Summer is coming to an end. The news is slow and most of the reporters are out on vacation. Its also fair season, which is a good time for the news director to send the broadcast meteorologists out for live shots. You’re not in three feet of snow like you were eight months ago, so you are going to need something else to talk about. Live shots at state and county fairs can be fun and interesting, if you give them a chance.
I’m by no means a master at them, but I’ve done them enough over the past thirteen years to know what works. If you’ve just started a new broadcast meteorology job over the past couple of months, this might even be your first live shot (get used to them). Here are a couple of ideas to make the most of your time at the fair:
Prepare for the fair. There is a big difference between going to the fair for fun, and going to the fair for work. If you are in your work outfit, you are going to stick out and people are going to notice. That is kind of the point, but dress comfortably. A shirt and tie might be way too much for a hot sunny day. Ask your news director or other reporters what they would wear and you might be able to go a little more casual. The last thing you want to be is a hot, sweaty mess for your live shot. Believe me, I’ve been there.

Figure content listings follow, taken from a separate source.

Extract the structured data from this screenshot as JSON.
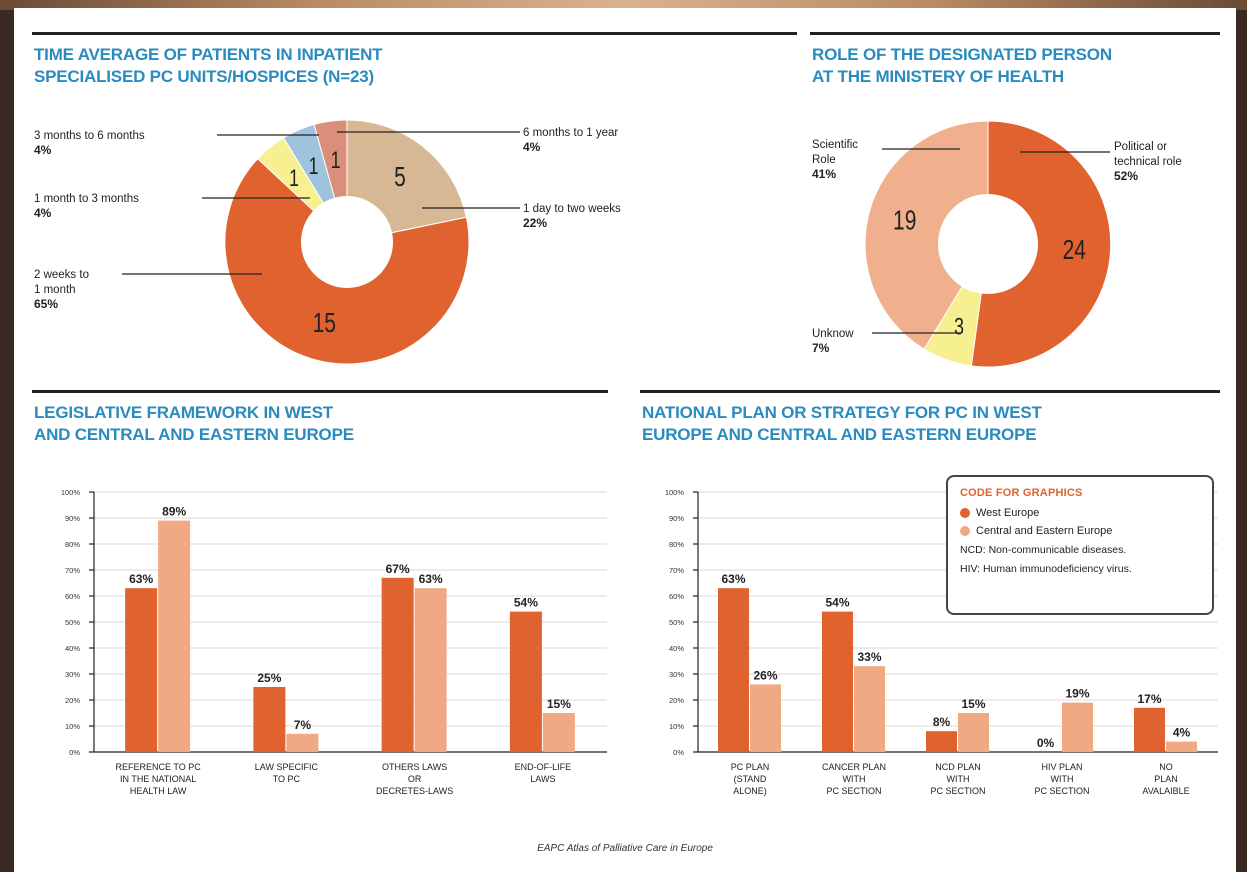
{
  "source": "EAPC Atlas of Palliative Care in Europe",
  "colors": {
    "west": "#e0622e",
    "central": "#f0a985",
    "dark_orange": "#e0622e",
    "tan": "#d6b894",
    "yellow": "#f7f090",
    "blue": "#9fc3dd",
    "rose": "#d98f7a",
    "light_salmon": "#f0b08e",
    "title_blue": "#2a8bbf"
  },
  "legend": {
    "title": "CODE FOR GRAPHICS",
    "west_label": "West Europe",
    "central_label": "Central and Eastern Europe",
    "ncd_note": "NCD: Non-communicable diseases.",
    "hiv_note": "HIV: Human immunodeficiency virus."
  },
  "chart_data": [
    {
      "id": "time-average",
      "type": "pie",
      "title_lines": [
        "TIME AVERAGE OF PATIENTS IN INPATIENT",
        "SPECIALISED PC UNITS/HOSPICES (N=23)"
      ],
      "slices": [
        {
          "label": "1 day to two weeks",
          "value": 5,
          "percent": "22%",
          "color": "tan"
        },
        {
          "label": "2 weeks to 1 month",
          "value": 15,
          "percent": "65%",
          "color": "dark_orange"
        },
        {
          "label": "1 month to 3 months",
          "value": 1,
          "percent": "4%",
          "color": "yellow"
        },
        {
          "label": "3 months to 6 months",
          "value": 1,
          "percent": "4%",
          "color": "blue"
        },
        {
          "label": "6 months to 1 year",
          "value": 1,
          "percent": "4%",
          "color": "rose"
        }
      ]
    },
    {
      "id": "role",
      "type": "pie",
      "title_lines": [
        "ROLE OF THE DESIGNATED PERSON",
        "AT THE MINISTERY OF HEALTH"
      ],
      "slices": [
        {
          "label": "Political or technical role",
          "value": 24,
          "percent": "52%",
          "color": "dark_orange"
        },
        {
          "label": "Unknow",
          "value": 3,
          "percent": "7%",
          "color": "yellow"
        },
        {
          "label": "Scientific Role",
          "value": 19,
          "percent": "41%",
          "color": "light_salmon"
        }
      ]
    },
    {
      "id": "legislative",
      "type": "bar",
      "title_lines": [
        "LEGISLATIVE FRAMEWORK IN WEST",
        "AND CENTRAL AND EASTERN EUROPE"
      ],
      "ylim": [
        0,
        100
      ],
      "yticks": [
        "0%",
        "10%",
        "20%",
        "30%",
        "40%",
        "50%",
        "60%",
        "70%",
        "80%",
        "90%",
        "100%"
      ],
      "categories": [
        [
          "REFERENCE TO PC",
          "IN THE NATIONAL",
          "HEALTH LAW"
        ],
        [
          "LAW SPECIFIC",
          "TO PC"
        ],
        [
          "OTHERS LAWS",
          "OR",
          "DECRETES-LAWS"
        ],
        [
          "END-OF-LIFE",
          "LAWS"
        ]
      ],
      "series": [
        {
          "name": "West Europe",
          "values": [
            63,
            25,
            67,
            54
          ],
          "labels": [
            "63%",
            "25%",
            "67%",
            "54%"
          ]
        },
        {
          "name": "Central and Eastern Europe",
          "values": [
            89,
            7,
            63,
            15
          ],
          "labels": [
            "89%",
            "7%",
            "63%",
            "15%"
          ]
        }
      ]
    },
    {
      "id": "national-plan",
      "type": "bar",
      "title_lines": [
        "NATIONAL PLAN OR STRATEGY FOR PC IN WEST",
        "EUROPE AND CENTRAL AND EASTERN EUROPE"
      ],
      "ylim": [
        0,
        100
      ],
      "yticks": [
        "0%",
        "10%",
        "20%",
        "30%",
        "40%",
        "50%",
        "60%",
        "70%",
        "80%",
        "90%",
        "100%"
      ],
      "categories": [
        [
          "PC PLAN",
          "(STAND",
          "ALONE)"
        ],
        [
          "CANCER PLAN",
          "WITH",
          "PC SECTION"
        ],
        [
          "NCD PLAN",
          "WITH",
          "PC SECTION"
        ],
        [
          "HIV PLAN",
          "WITH",
          "PC SECTION"
        ],
        [
          "NO",
          "PLAN",
          "AVALAIBLE"
        ]
      ],
      "series": [
        {
          "name": "West Europe",
          "values": [
            63,
            54,
            8,
            0,
            17
          ],
          "labels": [
            "63%",
            "54%",
            "8%",
            "0%",
            "17%"
          ]
        },
        {
          "name": "Central and Eastern Europe",
          "values": [
            26,
            33,
            15,
            19,
            4
          ],
          "labels": [
            "26%",
            "33%",
            "15%",
            "19%",
            "4%"
          ]
        }
      ]
    }
  ]
}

Have fun, but be yourself. Getting away from the weather wall is a great opportunity to show your viewers more about who you really are. You are there to do the weather, but you also have a lot going on around you, and a chance to show some personality. Look for things that could make your live shot fun and interesting, but don’t go overboard for the sake of good TV. Do something that fits who you are, and then make it your own. Anything less would be boring, and anything more would be unauthentic, and the viewers will sense that a mile away.

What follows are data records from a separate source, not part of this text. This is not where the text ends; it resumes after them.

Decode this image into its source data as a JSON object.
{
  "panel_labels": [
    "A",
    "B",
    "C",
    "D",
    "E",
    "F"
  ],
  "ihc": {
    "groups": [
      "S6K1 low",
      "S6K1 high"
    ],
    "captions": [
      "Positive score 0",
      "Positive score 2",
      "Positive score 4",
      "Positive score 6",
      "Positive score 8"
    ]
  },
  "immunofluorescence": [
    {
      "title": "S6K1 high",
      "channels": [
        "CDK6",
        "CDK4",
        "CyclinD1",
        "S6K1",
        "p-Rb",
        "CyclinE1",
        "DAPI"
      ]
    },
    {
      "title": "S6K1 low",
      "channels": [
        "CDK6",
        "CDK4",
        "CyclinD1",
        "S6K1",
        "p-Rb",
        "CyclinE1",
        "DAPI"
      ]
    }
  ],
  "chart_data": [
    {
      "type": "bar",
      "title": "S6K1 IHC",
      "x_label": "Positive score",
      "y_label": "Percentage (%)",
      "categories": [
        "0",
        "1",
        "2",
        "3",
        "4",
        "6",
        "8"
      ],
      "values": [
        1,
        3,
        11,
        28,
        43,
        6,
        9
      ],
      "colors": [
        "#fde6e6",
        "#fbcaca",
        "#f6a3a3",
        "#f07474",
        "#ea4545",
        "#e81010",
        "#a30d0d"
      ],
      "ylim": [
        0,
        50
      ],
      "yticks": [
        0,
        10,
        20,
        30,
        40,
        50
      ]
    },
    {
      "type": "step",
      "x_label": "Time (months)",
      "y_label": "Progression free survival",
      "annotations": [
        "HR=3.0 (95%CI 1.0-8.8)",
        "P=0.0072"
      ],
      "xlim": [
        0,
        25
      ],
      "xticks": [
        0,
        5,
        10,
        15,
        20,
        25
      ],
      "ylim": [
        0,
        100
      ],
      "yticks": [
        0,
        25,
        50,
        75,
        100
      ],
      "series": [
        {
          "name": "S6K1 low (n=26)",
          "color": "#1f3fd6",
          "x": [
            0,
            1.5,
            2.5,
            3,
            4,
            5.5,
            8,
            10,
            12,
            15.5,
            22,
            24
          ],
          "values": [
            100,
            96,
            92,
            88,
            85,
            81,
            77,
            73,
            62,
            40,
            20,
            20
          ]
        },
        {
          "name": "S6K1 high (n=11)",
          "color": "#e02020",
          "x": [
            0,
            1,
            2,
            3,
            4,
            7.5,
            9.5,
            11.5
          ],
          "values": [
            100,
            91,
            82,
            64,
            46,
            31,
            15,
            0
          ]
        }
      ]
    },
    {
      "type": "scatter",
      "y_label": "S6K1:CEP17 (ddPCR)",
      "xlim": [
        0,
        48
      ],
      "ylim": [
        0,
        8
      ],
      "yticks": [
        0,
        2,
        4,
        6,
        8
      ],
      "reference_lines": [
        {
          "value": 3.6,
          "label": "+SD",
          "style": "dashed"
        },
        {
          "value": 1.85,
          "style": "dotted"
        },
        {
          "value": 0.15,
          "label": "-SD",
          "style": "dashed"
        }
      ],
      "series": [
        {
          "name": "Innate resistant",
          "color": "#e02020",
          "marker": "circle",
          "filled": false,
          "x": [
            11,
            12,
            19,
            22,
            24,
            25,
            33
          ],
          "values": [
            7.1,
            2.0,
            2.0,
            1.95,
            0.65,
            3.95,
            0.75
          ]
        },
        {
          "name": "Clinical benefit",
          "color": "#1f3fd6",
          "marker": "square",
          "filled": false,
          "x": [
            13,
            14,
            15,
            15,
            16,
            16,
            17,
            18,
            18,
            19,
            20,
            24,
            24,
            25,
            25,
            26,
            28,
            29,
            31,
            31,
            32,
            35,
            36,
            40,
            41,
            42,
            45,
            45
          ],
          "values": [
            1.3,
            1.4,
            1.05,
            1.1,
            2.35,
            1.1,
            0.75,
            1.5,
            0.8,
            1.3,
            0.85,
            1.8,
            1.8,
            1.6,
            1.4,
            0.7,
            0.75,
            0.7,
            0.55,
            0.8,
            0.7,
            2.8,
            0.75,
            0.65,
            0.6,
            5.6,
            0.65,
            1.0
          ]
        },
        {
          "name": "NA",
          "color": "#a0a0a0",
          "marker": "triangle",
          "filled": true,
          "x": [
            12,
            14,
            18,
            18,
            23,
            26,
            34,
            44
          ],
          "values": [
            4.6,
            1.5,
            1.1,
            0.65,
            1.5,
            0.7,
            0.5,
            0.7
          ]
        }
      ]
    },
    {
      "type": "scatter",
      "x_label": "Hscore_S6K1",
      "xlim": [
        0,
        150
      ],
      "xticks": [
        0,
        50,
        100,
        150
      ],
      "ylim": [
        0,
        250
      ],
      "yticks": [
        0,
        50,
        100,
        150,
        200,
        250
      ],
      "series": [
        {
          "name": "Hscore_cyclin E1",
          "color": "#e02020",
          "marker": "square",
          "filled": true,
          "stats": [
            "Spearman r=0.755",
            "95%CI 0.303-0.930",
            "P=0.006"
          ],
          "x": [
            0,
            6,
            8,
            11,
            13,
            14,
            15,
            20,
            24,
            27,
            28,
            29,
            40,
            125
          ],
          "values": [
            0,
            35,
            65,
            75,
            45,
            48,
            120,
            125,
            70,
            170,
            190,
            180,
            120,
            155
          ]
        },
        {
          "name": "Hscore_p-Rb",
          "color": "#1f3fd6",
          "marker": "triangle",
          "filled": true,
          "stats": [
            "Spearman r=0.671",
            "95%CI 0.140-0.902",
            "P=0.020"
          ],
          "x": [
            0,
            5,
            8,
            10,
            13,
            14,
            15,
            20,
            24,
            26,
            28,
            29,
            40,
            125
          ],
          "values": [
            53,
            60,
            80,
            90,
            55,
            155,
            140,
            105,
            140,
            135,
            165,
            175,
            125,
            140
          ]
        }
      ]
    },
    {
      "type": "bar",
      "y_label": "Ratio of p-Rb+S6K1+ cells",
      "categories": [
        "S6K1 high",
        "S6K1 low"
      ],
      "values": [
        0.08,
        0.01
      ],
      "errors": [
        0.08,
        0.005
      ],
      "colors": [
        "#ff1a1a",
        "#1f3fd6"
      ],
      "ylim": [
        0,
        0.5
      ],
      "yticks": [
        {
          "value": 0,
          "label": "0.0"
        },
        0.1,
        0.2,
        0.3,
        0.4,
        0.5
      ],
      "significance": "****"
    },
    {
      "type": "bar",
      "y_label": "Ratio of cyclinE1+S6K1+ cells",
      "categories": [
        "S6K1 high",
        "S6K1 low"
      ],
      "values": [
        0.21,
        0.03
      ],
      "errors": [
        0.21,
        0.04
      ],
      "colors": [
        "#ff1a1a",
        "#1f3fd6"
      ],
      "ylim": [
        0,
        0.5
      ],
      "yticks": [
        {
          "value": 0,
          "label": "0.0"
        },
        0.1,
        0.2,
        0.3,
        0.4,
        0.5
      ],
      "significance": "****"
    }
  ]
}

Have a point to be there. In the winter, or during severe weather, there is usually a point for you to not be in the studio. If the snow is coming down, or you are standing in ankle deep water, its pretty clear why you are there. At the fair, you need to explain why the heck they sent you out there. Its often not clear when you get there, but you should take some time to find something interesting to talk about. It could be the ten-year-old kid who won the blue ribbon for growing the biggest pumpkin, or the brand new ride that everyone seems to be getting sick on. Ask around and see what people are talking about. You’ll still be talking about the weather too, but at least you have another little story to tell as well.

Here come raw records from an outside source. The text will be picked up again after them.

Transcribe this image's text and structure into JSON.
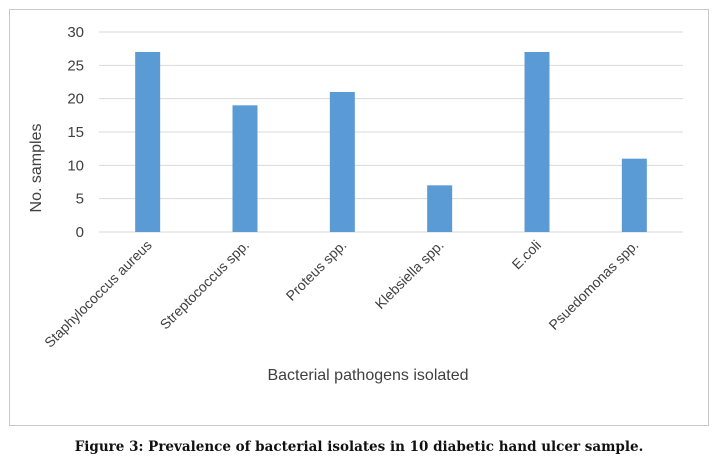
{
  "caption": "Figure 3: Prevalence of bacterial isolates in 10 diabetic hand ulcer sample.",
  "chart_data": {
    "type": "bar",
    "title": "",
    "xlabel": "Bacterial pathogens isolated",
    "ylabel": "No. samples",
    "categories": [
      "Staphylococcus aureus",
      "Streptococcus spp.",
      "Proteus spp.",
      "Klebsiella spp.",
      "E.coli",
      "Psuedomonas spp."
    ],
    "values": [
      27,
      19,
      21,
      7,
      27,
      11
    ],
    "ylim": [
      0,
      30
    ],
    "yticks": [
      0,
      5,
      10,
      15,
      20,
      25,
      30
    ],
    "grid": true,
    "bar_color": "#5b9bd5",
    "grid_color": "#d9d9d9"
  }
}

Play nice with fairgoers. People come to the fair to have fun, and you are just another (free) attraction to them. Its not uncommon to see news crews out at the fair, and you’ll always find someone who really wants to be on camera. The best strategy is to be nice. You’ll always have people walking and waving behind you, but you’ll want to keep an eye out for those lurkers who are looking for something more. My first step is to go and introduce myself and try and talk with them for a bit. Sometimes that will satisfy them and they’ll walk away. Other times I’ll fake the live shot completely, about three minutes before the actual live shot airs. This also works great on New Year’s Eve. If you turn off any on-air monitor and go through the whole hit as if it were live, you’ll allow your enthusiastic fairgoers to do their thing, and they’ll walk away before the real live shot starts. That all being said, part of being at the fair is about the people around you. Embrace the fact that you are going to have an audience there, and make the best of it. Most people are usually pretty cool.
Fair season is a great way to get out of the office, so if no one has asked you to do a live shot yet, go ahead and volunteer. I’ve always had a fun time, and you’ll always meet some very nice and very interesting people. Summer will be over soon, and you’ll be back standing in three feet of snow soon enough.